I am not actually sure that the Bryans’ house was in the Highlands proper, up Palisades Drive, or rather up Paseo Miramar, another one-way-in-one-way-out neighborhood road that is very near Palisades Drive.
A couple of years ago, I drove my Alzheimer's-addled Dad from his home in Camarillo to the house where he grew up in Pacific Palisades. Although he'd told me stories about the halcyon days of his youth all my life, I'd never actually been to that neighborhood or seen that house.
As we were standing outside, the current owner of the house pulled up, giving us a quizzical look. Upon explaining that my father had lived in her house in the 1950's, she invited us inside. What a treat for my Dad, and for me as well. I could see his mind reeling with old memories as we walked from room to room, he describing the way things were back then. Obviously there had been some changes over the years, but the basic floorplan was essentially the same. We stayed long enough that I started feeling awkward, then I gently persuaded my Dad that it was time to go. We went to the park and he told more stories; one of them was about the time when he was 7 years old and met his friend Wes by throwing a rock at him (for no apparent reason - boys will be boys) from the hilltop.
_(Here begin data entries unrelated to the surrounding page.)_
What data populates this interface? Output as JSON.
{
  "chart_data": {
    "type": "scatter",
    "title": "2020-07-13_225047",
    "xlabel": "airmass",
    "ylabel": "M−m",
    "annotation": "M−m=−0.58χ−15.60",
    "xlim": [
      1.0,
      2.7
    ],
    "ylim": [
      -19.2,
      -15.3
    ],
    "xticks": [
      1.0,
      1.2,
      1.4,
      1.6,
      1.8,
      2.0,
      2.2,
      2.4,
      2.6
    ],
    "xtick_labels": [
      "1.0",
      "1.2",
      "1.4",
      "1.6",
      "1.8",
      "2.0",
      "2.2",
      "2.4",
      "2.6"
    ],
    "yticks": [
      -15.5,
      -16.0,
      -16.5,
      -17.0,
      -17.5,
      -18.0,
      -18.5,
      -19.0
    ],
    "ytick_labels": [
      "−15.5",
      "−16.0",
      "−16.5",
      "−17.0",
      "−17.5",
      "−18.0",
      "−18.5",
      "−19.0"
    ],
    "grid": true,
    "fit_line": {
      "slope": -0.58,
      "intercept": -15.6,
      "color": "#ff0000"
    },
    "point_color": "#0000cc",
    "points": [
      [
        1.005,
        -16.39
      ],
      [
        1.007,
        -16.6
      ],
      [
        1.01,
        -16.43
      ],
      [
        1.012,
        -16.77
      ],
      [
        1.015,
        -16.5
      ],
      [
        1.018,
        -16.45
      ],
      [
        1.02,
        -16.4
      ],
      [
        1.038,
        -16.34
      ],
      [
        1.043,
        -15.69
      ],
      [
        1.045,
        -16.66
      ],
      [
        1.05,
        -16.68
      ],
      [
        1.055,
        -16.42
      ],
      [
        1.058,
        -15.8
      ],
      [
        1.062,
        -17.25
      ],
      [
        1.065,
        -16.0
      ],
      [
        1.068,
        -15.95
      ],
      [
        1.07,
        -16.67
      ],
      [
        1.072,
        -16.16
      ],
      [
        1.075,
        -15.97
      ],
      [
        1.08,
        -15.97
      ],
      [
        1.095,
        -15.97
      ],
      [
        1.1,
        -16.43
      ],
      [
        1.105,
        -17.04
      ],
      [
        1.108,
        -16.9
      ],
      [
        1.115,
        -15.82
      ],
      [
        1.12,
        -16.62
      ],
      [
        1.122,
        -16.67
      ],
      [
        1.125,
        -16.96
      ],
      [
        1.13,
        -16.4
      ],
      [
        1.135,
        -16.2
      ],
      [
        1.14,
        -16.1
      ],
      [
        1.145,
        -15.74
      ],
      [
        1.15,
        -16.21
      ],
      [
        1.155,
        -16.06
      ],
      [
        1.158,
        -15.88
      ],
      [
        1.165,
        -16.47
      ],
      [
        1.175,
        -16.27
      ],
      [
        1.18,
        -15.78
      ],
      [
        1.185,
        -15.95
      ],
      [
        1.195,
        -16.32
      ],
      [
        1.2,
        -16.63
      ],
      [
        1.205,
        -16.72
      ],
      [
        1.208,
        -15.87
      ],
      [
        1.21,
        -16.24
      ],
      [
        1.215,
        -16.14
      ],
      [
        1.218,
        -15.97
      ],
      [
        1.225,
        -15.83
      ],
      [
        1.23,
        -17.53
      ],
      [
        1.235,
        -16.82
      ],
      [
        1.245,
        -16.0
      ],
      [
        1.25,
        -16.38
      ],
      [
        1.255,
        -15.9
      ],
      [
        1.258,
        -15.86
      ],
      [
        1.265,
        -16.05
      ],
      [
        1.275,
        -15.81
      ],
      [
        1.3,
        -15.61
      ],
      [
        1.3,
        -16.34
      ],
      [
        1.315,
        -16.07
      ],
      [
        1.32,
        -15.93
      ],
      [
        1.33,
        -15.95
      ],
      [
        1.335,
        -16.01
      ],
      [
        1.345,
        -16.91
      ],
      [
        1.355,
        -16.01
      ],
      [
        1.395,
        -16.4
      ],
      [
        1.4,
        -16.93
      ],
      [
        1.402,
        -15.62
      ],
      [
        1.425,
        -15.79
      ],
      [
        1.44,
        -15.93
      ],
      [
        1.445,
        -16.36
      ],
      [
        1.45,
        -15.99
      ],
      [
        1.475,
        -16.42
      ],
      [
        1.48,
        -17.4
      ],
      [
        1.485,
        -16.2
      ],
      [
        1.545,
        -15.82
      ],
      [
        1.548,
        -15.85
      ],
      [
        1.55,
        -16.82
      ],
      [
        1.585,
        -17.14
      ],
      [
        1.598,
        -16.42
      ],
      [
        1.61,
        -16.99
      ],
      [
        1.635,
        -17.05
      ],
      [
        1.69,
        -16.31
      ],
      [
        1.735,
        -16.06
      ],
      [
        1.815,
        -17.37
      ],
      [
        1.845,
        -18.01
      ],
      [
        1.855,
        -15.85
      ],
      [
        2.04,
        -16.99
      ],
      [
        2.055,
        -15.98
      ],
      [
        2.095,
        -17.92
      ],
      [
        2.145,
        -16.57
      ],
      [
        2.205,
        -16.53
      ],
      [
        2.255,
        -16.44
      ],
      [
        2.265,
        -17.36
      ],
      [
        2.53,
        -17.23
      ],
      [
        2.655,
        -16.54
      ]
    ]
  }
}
That friendship endures to this day.
I'm so glad we had the opportunity to do all that. That house on Galloway is now smoking ash, along with all those other beautiful homes in that neighborhood. At least Dad got to see it again before it was gone. The places where my mother and her parents lived are gone as well.
Ironically, my wife and I visited Lahaina a couple of months before Covid, and were unable to return before that town burned down in a similar fashion. And we live in Santa Rosa, which burned in 2017, with fires in 2019 and 2020 as well. The PTSD is a real thing...
"You can't go home again" Even when you try home is never the same. At my age I daren't fret about what I've lost. Better to be grateful for what I still have. The years I have lived in "hurricane alley" have seen a lot of loss and tragedy. Things can be replaced. Loved ones can't. Disasters at least make us face what are real losses and what aren't. But knowing that human greed and hubris contibuted to those losses sticks in the craw for a long time. Makes forgiveness a large ask.